The worrying to-do list facing Marc Skinner at Manchester United Women
Manchester United Women launched back in 2018 full of ambition and promises for their investment and progress in the future - but after the departure of their highly-rated manager and many of their top stars, their new incoming boss has plenty to concern himself with when he arrives to take the hot-seat.
Former manager Casey Stoney departed amid rumours that she was fed up with the club's failure to communicate with the women's side of things, and the lack of top-class facilities for them.
That included accommodation, according to previous reports, which likened the players' housing to student flats.
It also included the training set-up; the women had been working at Leigh Sports Village but after a string of injuries were picked up during training sessions, the squad moved to Carrington - where the men train - but had to slot in around the men's schedules.
And it included clarity over the club's ambitions. Stoney's United team finished fourth last season, just outside the Champions League spots, the same as they achieved in their first WSL season, in the pandemic-truncated 2019/20.
The Manchester United Women squad celebrate winning the League with Manager Casey Stoney after the WSL match between Manchester United Women and Crystal Palace Women at Leigh Sports Village on April 20, 2019 in Leigh, Greater Manchester.

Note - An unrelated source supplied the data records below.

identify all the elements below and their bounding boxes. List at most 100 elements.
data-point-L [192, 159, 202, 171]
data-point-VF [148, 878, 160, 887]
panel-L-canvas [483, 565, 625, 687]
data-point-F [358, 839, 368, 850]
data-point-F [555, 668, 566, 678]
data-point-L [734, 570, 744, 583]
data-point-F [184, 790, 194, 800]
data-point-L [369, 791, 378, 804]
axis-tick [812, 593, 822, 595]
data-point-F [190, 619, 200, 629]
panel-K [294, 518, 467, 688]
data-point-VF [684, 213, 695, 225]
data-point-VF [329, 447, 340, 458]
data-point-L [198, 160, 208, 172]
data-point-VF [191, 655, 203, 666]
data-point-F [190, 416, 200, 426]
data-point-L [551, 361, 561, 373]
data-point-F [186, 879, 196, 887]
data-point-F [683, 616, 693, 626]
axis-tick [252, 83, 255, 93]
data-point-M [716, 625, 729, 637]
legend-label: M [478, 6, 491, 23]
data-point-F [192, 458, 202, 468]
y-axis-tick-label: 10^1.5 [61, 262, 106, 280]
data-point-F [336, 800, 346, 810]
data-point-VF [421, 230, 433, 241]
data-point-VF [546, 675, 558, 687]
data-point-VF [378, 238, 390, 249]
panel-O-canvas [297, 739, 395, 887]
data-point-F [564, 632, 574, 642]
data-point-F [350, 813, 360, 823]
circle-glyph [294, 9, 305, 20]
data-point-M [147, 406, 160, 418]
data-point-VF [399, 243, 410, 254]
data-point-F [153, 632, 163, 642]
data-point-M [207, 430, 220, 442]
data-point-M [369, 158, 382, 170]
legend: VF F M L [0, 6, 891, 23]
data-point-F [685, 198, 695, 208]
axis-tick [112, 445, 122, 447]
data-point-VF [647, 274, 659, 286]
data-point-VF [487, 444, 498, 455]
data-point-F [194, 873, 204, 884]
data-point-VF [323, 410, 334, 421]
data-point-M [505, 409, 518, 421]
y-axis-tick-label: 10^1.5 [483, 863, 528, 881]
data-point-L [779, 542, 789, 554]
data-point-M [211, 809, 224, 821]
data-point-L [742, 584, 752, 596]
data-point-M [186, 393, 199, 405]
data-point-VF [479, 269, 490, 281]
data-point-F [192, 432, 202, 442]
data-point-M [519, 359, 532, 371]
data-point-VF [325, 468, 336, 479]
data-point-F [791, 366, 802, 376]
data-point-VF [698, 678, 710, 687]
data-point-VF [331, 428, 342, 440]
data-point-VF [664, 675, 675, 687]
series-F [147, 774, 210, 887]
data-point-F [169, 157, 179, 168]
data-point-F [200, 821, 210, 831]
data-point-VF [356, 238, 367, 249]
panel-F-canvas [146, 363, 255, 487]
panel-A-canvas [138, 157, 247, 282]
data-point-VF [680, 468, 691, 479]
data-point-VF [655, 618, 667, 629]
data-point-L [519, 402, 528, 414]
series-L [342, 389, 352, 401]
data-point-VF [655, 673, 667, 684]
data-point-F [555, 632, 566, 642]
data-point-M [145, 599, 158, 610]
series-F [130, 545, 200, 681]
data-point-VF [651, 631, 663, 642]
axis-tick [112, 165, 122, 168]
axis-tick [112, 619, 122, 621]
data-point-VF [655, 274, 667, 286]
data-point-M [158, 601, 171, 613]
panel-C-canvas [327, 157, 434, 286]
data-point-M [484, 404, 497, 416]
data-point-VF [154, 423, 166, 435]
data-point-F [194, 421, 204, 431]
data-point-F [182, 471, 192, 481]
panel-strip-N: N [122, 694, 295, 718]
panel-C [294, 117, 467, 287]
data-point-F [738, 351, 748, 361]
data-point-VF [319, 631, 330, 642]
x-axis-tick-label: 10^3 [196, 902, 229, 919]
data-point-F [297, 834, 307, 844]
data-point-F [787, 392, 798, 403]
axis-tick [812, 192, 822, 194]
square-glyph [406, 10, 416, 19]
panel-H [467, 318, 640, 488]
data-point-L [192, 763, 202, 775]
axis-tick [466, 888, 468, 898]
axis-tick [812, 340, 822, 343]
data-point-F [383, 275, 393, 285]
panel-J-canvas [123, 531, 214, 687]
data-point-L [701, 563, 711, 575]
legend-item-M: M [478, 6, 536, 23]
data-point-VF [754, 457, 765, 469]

Image credit: Getty Images
Loss of players
The team have been without a manager for two months so it's perhaps no surprise that some of their stars have headed for the door, including midfield star Lauren James and strikers Jess Sigsworth and Jane Ross.
There have been plenty of other indications from behind the scenes that all is not well at United.
Last month, kit manufacturers Adidas captioned United player (and one of their own roster) Millie Turner as former team-mate Amy (who has since joined Orlando Pride).
United have defended themselves, of course, saying that they have made plenty of new appointments to the medical and sports science staff for the women's team. However, they have also made a string of assurances stretching back to the team's professional launch in 2018 guaranteeing a revamp of the old training facility at The Cliff, which would be for the women's sole use.
Ed Woodward was quoted in the press release announcing Skinner's arrival, declaring: "Marc is a coach with proven pedigree in the WSL and we are delighted he is joining the club and returning to the league after his recent time in the US.
Our commitment to the continued development and success of the women’s team is total, and we see Marc’s appointment, along with the talented squad and players recruited this summer, as key to that process."
And they'll take plenty of reassurance from some of the players they still have - England's Ella Toone and Netherlands' Jackie Groenen are currently featuring in the Olympic Games, and the club has also just announced the arrivals of Scotland striker Martha Thomas, England youth goalkeeper Sophie Baggaley, Chelsea's Hannah Blundell and former Manchester City player Aoife Mannion as well as Norway international Vilde Boe Risa.
Skinner has four weeks to get his squad sorted out and in the right frame of mind to launch into the new Women's Super League season at the start of September.